The Navy decommissioned littoral combat ships Detroit and Little Rock on Friday in Mayport, Florida, after less than a decade of service, while also commissioning a brand new littoral combat ship the next day.

Both the Detroit and the Little Rock, which each completed deployments earlier in 2023, are among the nine Freedom-variant littoral combat ships the Navy announced in 2022 it wanted to place on the chopping block early so it could fund other priorities. The ships are expected to serve for 25 years.

Meanwhile, the Navy also commissioned the 17th Independence-variant littoral combat ship, Augusta, on Saturday in Eastport, Maine. The ship will be based out of San Diego.

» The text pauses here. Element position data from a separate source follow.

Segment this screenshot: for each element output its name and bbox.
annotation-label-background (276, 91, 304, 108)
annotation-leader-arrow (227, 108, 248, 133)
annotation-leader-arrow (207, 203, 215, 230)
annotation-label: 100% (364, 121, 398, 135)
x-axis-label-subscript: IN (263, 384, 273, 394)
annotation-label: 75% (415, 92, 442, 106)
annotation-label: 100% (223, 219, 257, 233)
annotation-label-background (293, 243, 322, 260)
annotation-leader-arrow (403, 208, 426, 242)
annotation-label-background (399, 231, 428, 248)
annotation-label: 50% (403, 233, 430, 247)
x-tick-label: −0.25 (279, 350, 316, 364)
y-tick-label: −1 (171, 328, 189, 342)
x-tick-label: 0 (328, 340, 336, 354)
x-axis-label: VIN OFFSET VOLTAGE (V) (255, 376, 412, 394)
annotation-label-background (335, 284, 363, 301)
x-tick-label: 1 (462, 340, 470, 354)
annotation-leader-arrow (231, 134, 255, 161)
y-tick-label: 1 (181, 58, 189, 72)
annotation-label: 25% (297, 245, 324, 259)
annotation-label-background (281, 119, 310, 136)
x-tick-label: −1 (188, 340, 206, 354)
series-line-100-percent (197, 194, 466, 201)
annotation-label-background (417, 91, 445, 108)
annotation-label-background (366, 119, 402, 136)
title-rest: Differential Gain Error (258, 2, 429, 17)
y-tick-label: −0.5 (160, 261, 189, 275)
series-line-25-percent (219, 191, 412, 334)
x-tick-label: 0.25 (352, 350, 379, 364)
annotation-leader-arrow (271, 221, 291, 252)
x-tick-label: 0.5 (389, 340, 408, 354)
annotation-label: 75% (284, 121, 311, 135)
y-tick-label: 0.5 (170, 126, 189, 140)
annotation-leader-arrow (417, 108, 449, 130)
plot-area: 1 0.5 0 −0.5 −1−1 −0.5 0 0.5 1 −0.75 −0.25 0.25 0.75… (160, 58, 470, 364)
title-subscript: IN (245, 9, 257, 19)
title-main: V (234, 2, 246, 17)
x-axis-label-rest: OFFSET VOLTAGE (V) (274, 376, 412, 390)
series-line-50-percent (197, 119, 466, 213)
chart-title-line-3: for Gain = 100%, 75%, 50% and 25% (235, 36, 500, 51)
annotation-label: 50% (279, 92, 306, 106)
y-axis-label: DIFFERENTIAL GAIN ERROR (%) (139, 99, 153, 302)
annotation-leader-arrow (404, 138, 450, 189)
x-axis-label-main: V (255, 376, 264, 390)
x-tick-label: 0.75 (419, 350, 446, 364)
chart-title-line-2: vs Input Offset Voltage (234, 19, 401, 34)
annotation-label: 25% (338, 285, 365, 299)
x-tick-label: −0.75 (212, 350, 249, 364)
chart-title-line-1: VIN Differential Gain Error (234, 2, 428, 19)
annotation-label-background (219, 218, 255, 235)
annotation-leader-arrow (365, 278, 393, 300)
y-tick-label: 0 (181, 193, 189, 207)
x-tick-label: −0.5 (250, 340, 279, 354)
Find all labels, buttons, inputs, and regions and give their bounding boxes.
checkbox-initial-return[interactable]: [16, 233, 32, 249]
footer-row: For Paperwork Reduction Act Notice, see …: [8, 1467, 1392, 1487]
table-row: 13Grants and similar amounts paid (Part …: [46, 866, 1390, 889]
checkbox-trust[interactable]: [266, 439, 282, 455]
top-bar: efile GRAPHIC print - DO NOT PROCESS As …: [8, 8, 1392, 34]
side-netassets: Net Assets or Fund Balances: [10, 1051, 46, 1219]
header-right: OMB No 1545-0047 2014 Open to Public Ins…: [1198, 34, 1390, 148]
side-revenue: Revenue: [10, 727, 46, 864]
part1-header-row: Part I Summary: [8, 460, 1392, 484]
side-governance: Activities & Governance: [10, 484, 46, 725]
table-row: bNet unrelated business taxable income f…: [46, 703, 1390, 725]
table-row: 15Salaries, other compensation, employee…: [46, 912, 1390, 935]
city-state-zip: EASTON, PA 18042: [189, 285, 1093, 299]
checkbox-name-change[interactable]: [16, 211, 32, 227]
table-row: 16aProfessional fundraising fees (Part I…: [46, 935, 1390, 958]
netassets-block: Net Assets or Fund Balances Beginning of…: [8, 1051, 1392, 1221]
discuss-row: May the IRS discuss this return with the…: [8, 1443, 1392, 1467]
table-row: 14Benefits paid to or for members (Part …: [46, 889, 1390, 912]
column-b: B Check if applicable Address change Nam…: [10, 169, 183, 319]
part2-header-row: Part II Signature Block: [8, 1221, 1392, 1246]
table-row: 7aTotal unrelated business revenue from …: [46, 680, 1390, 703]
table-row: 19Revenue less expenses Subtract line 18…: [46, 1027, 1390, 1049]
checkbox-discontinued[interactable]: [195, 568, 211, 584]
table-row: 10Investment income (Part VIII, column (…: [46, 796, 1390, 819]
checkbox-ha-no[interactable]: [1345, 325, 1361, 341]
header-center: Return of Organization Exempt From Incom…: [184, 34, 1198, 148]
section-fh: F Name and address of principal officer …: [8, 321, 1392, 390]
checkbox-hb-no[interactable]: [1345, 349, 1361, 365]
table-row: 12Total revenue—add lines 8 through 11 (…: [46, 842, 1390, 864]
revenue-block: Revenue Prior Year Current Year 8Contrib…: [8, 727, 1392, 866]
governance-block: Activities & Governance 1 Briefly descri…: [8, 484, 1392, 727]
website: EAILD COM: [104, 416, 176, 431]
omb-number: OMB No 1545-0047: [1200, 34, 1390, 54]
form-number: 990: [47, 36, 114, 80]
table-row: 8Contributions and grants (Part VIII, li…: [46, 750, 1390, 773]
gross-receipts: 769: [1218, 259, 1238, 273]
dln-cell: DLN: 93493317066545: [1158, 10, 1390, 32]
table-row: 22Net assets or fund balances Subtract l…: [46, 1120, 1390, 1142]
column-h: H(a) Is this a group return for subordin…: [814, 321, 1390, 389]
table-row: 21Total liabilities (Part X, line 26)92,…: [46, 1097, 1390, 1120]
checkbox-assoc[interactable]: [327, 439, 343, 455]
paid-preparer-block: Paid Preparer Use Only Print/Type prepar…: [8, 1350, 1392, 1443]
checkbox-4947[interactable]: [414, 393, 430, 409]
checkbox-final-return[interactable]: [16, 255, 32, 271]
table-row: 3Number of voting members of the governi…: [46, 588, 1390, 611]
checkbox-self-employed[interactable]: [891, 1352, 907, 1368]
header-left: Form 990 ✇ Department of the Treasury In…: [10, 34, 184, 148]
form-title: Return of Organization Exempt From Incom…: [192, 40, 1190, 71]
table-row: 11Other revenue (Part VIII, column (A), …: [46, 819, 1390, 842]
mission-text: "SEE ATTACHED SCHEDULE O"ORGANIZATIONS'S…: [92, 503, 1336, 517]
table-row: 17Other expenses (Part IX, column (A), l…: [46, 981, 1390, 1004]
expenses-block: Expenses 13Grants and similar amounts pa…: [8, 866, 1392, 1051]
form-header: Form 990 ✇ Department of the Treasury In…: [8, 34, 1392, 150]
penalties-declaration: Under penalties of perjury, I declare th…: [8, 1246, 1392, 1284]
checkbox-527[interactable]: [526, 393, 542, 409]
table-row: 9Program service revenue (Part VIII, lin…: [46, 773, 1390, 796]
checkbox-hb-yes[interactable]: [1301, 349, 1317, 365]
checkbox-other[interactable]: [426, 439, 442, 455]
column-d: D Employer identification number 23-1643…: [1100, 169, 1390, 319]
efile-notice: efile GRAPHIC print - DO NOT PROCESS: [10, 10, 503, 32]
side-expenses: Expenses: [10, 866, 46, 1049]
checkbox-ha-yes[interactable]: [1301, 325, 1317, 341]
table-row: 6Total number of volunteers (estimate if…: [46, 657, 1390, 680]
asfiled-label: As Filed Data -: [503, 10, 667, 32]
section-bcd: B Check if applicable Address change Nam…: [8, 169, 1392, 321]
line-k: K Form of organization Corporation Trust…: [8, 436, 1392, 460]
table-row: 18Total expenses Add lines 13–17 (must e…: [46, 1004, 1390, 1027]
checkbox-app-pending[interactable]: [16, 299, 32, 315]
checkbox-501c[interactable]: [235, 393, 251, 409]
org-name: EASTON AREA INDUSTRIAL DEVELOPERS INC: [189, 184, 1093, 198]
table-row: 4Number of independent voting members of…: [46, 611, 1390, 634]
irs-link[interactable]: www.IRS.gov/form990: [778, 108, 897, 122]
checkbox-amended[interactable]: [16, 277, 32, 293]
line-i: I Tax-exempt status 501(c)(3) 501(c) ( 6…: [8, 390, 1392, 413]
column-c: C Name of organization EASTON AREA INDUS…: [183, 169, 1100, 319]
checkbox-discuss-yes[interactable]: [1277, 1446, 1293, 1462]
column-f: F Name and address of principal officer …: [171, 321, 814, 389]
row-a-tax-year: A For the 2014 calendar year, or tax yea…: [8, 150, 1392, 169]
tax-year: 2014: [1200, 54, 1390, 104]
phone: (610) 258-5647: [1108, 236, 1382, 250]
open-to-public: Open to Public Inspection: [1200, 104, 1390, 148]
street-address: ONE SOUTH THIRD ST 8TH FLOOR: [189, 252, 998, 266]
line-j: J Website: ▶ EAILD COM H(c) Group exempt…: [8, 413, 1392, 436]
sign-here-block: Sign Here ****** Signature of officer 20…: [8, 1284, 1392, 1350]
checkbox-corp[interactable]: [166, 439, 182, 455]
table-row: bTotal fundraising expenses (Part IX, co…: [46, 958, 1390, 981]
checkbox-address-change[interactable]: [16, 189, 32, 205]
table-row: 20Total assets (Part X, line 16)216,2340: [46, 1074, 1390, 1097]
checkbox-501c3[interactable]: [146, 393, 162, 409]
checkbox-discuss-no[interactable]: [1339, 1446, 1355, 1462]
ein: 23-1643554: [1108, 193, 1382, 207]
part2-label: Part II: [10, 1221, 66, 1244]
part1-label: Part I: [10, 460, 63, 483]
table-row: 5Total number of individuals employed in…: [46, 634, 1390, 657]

“The USS Augusta and her crew will play an important role in defending our nation and enabling global maritime freedom and commerce,” Vice Adm. John Fuller, naval inspector general, said at the ceremony, according to a Navy news release. “She will be integrated into operations that provide presence and support both sea control and power projection, which are at the core of the Navy’s mission.”

The Little Rock, commissioned in 2017, and the Detroit, commissioned in 2016, deployed to the U.S. 4th Fleet in March and April, respectively. During the deployment, the Little Rock completed seven vessel interdictions and seized more than 6,127 kilograms of cocaine worth a value of more than $127 million, according to the service.

Additionally, the Detroit and its embarked U.S. Coast Guard Law Enforcement Detachment worked with other U.S. ships, and stopped a total of 900 kilograms of cocaine from entering the U.S., the Navy said.

“Deploying four times to the SOUTHCOM AOR in just seven years, Detroit led the way in training, operations as a Surface Mission Module test platform, and critical [U.S. 4th Fleet] tasking to include counter-drug interdiction, interoperability, and cooperative engagements throughout the Caribbean,” Cmdr. Kyle Hickman, Detroit’s commanding officer, said in a Navy news release.

The ships are among other Freedom-class littoral combat ships the Navy axed ahead of the end of fiscal year 2023. The Navy also decommissioned the Milwaukee in September after less than 10 years of service and the Sioux City in August after less than five years of service.

The Freedom-variant class of ships has been plagued with a defect that would require replacing the combining gears. Regardless of cost to solve the problem, service officials claim that the ships are not equipped to go head-to-head against China.

Still, Navy Times’ sister publication, Defense News, determined that decommissioning the ships early adds up to a nearly $7 billion loss, based on data from the Congressional Budget Office.